In December 2011 she shot “O Gorila”, a feature film by José Eduardo Belmonte, as the character Luci. In 2013, she acted in “As Canalhas”, a TV series directed by Anna Muylaert, for GNT. In 2014, she was part of the feature films “Um Homem só”, by Claudia Jouvin and “Como Você Quer Seu Casamento”, by Aluizio Abranches. In 2015, she shot the feature film “O Grande Circo Místico”, by Cacá Diegues, as the character Lily Braun.
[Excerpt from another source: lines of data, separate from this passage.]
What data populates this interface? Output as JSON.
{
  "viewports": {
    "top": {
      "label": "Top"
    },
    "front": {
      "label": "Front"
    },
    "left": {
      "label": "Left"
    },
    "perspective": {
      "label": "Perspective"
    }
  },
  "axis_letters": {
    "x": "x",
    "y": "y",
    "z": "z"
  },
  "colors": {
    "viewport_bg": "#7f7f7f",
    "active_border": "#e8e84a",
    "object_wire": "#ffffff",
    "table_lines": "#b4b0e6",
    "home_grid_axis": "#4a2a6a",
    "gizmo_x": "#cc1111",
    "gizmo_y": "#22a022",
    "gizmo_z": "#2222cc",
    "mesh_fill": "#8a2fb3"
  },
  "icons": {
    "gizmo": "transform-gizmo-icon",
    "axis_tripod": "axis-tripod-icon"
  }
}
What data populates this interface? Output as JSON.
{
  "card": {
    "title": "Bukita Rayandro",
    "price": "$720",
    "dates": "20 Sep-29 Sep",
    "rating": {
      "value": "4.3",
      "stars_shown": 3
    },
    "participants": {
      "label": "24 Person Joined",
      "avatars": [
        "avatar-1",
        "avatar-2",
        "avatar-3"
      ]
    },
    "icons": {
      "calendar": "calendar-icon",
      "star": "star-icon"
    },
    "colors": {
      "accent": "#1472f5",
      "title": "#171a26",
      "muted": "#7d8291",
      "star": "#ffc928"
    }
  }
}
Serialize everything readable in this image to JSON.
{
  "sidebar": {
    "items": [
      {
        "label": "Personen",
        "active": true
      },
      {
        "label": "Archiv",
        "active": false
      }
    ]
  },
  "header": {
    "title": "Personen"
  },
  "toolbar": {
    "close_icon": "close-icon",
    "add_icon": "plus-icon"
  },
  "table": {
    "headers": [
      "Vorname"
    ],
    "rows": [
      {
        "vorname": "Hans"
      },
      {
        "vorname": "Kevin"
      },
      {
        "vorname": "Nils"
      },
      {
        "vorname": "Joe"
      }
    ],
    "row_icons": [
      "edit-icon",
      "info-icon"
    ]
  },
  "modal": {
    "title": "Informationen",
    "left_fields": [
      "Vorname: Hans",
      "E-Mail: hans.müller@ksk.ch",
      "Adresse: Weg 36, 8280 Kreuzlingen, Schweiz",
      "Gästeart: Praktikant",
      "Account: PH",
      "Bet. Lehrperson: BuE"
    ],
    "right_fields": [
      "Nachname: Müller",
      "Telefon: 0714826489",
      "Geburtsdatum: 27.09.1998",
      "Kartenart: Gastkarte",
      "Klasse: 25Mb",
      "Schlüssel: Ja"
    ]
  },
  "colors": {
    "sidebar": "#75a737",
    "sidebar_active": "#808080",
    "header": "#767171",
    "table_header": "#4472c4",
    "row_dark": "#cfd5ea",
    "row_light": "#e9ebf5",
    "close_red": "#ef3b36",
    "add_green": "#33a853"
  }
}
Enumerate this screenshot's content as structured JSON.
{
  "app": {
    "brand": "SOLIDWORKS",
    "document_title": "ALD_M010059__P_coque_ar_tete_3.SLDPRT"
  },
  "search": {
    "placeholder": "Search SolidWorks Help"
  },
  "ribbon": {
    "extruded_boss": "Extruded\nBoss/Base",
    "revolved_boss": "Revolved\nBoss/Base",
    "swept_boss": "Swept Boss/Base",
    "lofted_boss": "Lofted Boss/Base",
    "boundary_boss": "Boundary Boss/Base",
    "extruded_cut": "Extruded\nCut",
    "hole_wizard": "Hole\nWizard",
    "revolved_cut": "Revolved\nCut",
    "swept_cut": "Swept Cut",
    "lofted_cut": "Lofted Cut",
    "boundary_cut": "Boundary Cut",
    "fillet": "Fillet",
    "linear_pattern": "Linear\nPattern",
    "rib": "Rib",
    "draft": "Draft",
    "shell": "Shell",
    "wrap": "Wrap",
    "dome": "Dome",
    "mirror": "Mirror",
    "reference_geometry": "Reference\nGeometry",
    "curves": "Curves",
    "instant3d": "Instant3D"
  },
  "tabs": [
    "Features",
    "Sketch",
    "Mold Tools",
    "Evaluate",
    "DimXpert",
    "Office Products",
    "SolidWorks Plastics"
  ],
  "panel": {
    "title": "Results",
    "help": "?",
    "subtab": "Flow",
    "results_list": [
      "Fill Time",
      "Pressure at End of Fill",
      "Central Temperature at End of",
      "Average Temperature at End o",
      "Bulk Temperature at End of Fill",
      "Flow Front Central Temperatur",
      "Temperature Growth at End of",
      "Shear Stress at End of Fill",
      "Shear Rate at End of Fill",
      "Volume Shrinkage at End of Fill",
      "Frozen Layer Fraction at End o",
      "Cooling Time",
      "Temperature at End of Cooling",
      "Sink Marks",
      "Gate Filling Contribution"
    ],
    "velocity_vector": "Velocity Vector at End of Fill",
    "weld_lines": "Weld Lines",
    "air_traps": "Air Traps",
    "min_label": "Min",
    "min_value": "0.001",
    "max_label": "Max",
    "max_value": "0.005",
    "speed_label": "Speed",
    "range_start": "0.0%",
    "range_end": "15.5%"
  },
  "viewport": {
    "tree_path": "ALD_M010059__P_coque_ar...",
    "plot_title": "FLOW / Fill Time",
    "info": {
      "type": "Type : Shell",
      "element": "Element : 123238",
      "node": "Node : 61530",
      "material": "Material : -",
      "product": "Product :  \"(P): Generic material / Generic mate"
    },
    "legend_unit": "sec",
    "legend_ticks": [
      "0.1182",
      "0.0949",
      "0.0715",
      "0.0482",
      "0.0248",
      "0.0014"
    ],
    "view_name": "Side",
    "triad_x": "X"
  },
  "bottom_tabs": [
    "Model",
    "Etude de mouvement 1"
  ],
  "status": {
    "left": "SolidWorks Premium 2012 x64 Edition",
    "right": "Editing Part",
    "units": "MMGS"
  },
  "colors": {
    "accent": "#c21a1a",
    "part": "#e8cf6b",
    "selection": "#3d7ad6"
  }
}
Nowadays, she is part of the protagonist casting of the TV series “Questão de Familia”, also on GNT, directed by Sérgio Rezende.

==Filmography==

===Works on television===

| Year | Title | Character |
|---|---|---|
| 1998 | Malhação | Isadora (Isa) (1999-1998) |
| 2002 | Desejos de Mulher | Xana |
| 2005 | Mandrake | Nininha Paranhos |
| 2006 | JK | Idalina Lemos Vasconcelos |
| 2006 | Cobras & Lagartos | Júlia Pacheco |
| 2011 | A Cura | Lucinha |
| 2011 | Estilo Brasil | Presenter |
| 2013 | Amor à Vida | Sibila |
| 2013 | As Canalhas | Roberta |
| 2015 | Questão de Família | Ana Paula |
| 2016 | Detetives do Prédio Azul | Bruxa Sibila |

===Movies===

| Ano | Título | Papel |
|---|---|---|
| 2001 | Amores Possíveis | Dandara |
| 2001 | As Três Marias | Maria Pia |
| 2003 | Nina | Alice |
| 2005 | O Passageiro - Segredos de Adulto | Cristina |
| 2007 | Se Nada Mais Der Certo | Ângela |
| 2010 | Eu Mereço | Clara |
| 2012 | O Gorila | Luci |
| 2014 | Como Você Quer Seu Casamento? | Bruninha |
| 2015 | Um Homem Só | Suzana |
| 2018 | O Grande Circo Místico | Lily Braun |
| 2018 | Todas as Canções de Amor | Clarisse |

==Theater==
- 1994 – “A Quarta Companhia” by Desmar Cardoso, directed by Desmar Cardoso.
- 1996 - “Confissões de Adolescente” by Maria Mariana, directed by Domingos Oliveira.
- 2002 – “Polaróides Explícitas” by Mark Ravenhill, directed by Ary Coslov.
- 2004 – “Os Melhores Anos de Nossas Vidas”, by Domingos Oliveira, directed by Domingos Oliveira.
- 2007 – “O Perfeito Cozinheiro das Almas Deste Mundo”, by Oswald de Andrade, directed by Jefferson Miranda.
- 2009 – “ Projeto 21“, by Jefferson Miranda, directed by Jefferson Miranda.
- 2010 – “Aquelas Mulheres” by Neil Labute, directed by Flávio Ramos Tambellini.
- 2011 – “Você Precisa Saber de Mim”, by Pedro Bricio, Jô Bilac, Rodrigo Nogueira, directed by Jefferson Miranda.
- 2013 – “Sobre Uma Mulher Que Só Vi Uma Vez Na Vida”, by Jô Bilac, directed by Jefferson Miranda.